El documento ha sido suscrito por el presidente de la Hermandad Matriz, Santiago Padilla, junto al benefactor que asumirá íntegramente el coste de la actuación, configurando así una operación que se inscribe en la continuidad del enriquecimiento estético y simbólico del principal enclave devocional rociero.
Autoría artística y arraigo identitario
La ejecución de este programa pictórico recaerá en el artista Juan Manuel Núñez Báñez, quien ya cuenta con intervenciones de relevancia en el propio Santuario, circunstancia que avala su conocimiento del lenguaje iconográfico y devocional del recinto. Su condición de descendiente por línea materna de almonteños introduce, además, un elemento de vinculación afectiva y cultural que refuerza la coherencia del encargo.
Los trabajos, cuya realización se llevará a cabo en los próximos meses, se orientan a la creación de un conjunto que aspire a integrarse de manera armónica en el espacio sacro, respetando la tradición estética consolidada y aportando, al mismo tiempo, una lectura renovada de su dimensión simbólica.
Mecenazgo y dimensión espiritual del proyecto
El sostenimiento económico de esta iniciativa corresponde al abogado y empresario inmobiliario marbellí Miguel A. Manzanares Macías, quien ha asumido el compromiso de financiar la totalidad de la intervención como expresión de una vivencia personal de la fe.

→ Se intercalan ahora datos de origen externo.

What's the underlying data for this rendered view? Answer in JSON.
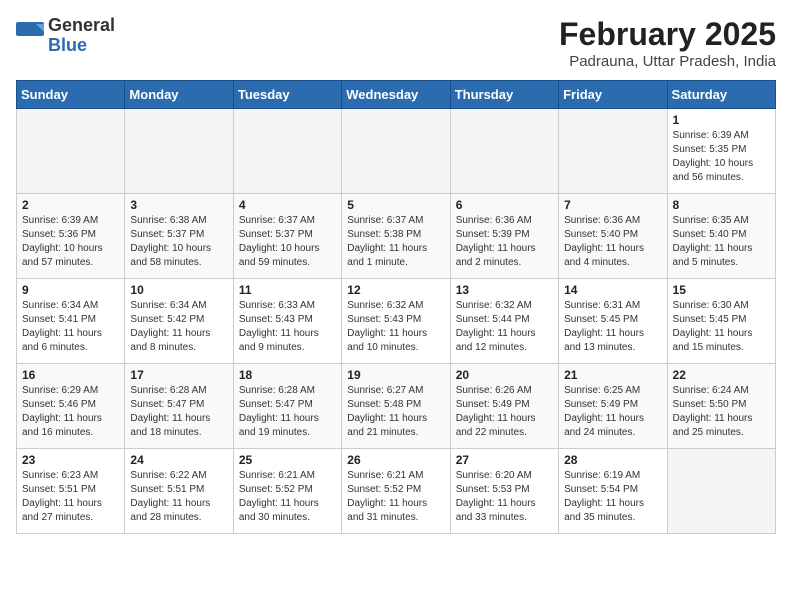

Según se ha dado a conocer, su decisión responde a la voluntad de honrar la herencia espiritual recibida de sus padres, así como de manifestar su devoción a la Virgen del Rocío.
De igual modo, esta aportación se concibe como un legado de carácter vital y testimonial, proyectado hacia sus hijos y descendientes, en una formulación que trasciende lo material para inscribirse en el ámbito de la memoria familiar y la continuidad de la tradición devocional.
Configuración iconográfica y discurso simbólico
El proyecto ornamental se articula a través de una composición alegórica de profundo contenido teológico y comunitario, en la que se integran los elementos esenciales de la espiritualidad rociera. En uno de sus planos se representará al pueblo de Almonte, mientras que en otro se dará cabida a las hermandades de la Virgen del Rocío, configurando ambos como expresión de la dimensión colectiva de la devoción.
En el centro de la escena se dispondrá el resplandor de la imagen de la Virgen, situado sobre el fondo de las andas procesionales y enmarcado bajo la presencia de las tres divinas personas de la Santísima Trinidad, estableciendo un eje visual que conjuga simbolismo, tradición y profundidad doctrinal.
Plazos de ejecución y validación institucional
La culminación de los trabajos está prevista para el momento del regreso de la Virgen a su Santuario en mayo de 2027, lo que confiere a la intervención una proyección especialmente significativa dentro del calendario rociero. Este horizonte temporal permitirá que la nueva ornamentación se incorpore plenamente al espacio litúrgico en un contexto de especial relevancia devocional.
El acuerdo ha sido igualmente rubricado, en calidad de testigos, por el hermano mayor de Almonte, Juan de los Santos Cano, y por el propio artista responsable del proyecto, reforzando así la solidez institucional y la dimensión artística de una iniciativa que contribuye al enriquecimiento del patrimonio cultural y religioso vinculado a la devoción a la Virgen del Rocío.